Клюнуло. Ещё как клюнуло. Рыбка проглотила наживку и попалась на крючок. Но ещё не течёт кровь из раны и рана не болит, потому что крючок пока не дёрнули назад.
— Я не знаю, — лепечет Юля. Болтаются на языке слова, чуть не сбегают с языка: «Не верь. Он на тебя поспорил».
Но почему она не говорит их? Боится Митяя? Хочет, чтобы Митяй выиграл этот спор? Или хочет, чтобы Ире досталась хоть капля мужской ласки?
Между ними — снег: слепотой в глаза, глухотой в уши, Ира не услышит, о чём она думает.
— Почему ты молчишь? Я не вовремя позвонила? У тебя нет времени потрепаться? — Слово «потрепаться» выдаёт Ирино напряжение.
Ещё как клюнуло! Господи, что же делать?
— Ира, я позвоню тебе через несколько минут, хорошо? Я только доем. Мама сердится.
Мама удивлённо смотрит на Юлю.
Юля кладёт трубку и, захлебываясь от страха, от удивления перед непонятным, закрутившим её в штопор странным днём, рассказывает маме и Асе о ситуации.
— Как я должна поступить?
— Сказать Ире! — чуть не в один голос говорят мама и Ася.

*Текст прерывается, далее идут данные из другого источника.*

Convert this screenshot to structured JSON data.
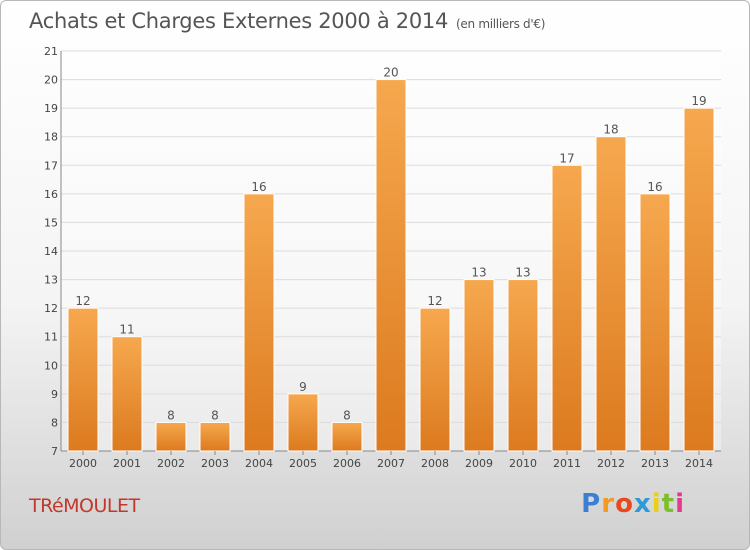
{
  "title": "Achats et Charges Externes 2000 à 2014",
  "unit": "(en milliers d'€)",
  "commune": "TRéMOULET",
  "brand": {
    "letters": [
      "P",
      "r",
      "o",
      "x",
      "i",
      "t",
      "i"
    ],
    "colors": [
      "#3a7fd4",
      "#f29b1f",
      "#e8481c",
      "#2e9ad8",
      "#e8d019",
      "#7bbf2a",
      "#e23b8c"
    ]
  },
  "colors": {
    "bar_light": "#f6a84e",
    "bar_dark": "#dc7a1f",
    "commune": "#c0392b"
  },
  "chart_data": {
    "type": "bar",
    "title": "Achats et Charges Externes 2000 à 2014",
    "xlabel": "",
    "ylabel": "",
    "ylim": [
      7,
      21
    ],
    "yticks": [
      7,
      8,
      9,
      10,
      11,
      12,
      13,
      14,
      15,
      16,
      17,
      18,
      19,
      20,
      21
    ],
    "grid": true,
    "categories": [
      "2000",
      "2001",
      "2002",
      "2003",
      "2004",
      "2005",
      "2006",
      "2007",
      "2008",
      "2009",
      "2010",
      "2011",
      "2012",
      "2013",
      "2014"
    ],
    "values": [
      12,
      11,
      8,
      8,
      16,
      9,
      8,
      20,
      12,
      13,
      13,
      17,
      18,
      16,
      19
    ]
  }
}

— У неё нет и никогда не было мужчины. Может, Митяй в процессе ухаживаний влюбится в неё?
— Он циник, не влюбится, — говорит Ася.
— Ты же сама сказала, он — играет. — Мама смотрит на Асю. — Спасибо.
Спасибо за что? За подогретый и накрытый обед? За Асино участие?
Юля распахивает окно — вздохнуть. Снег сыплется в кухню.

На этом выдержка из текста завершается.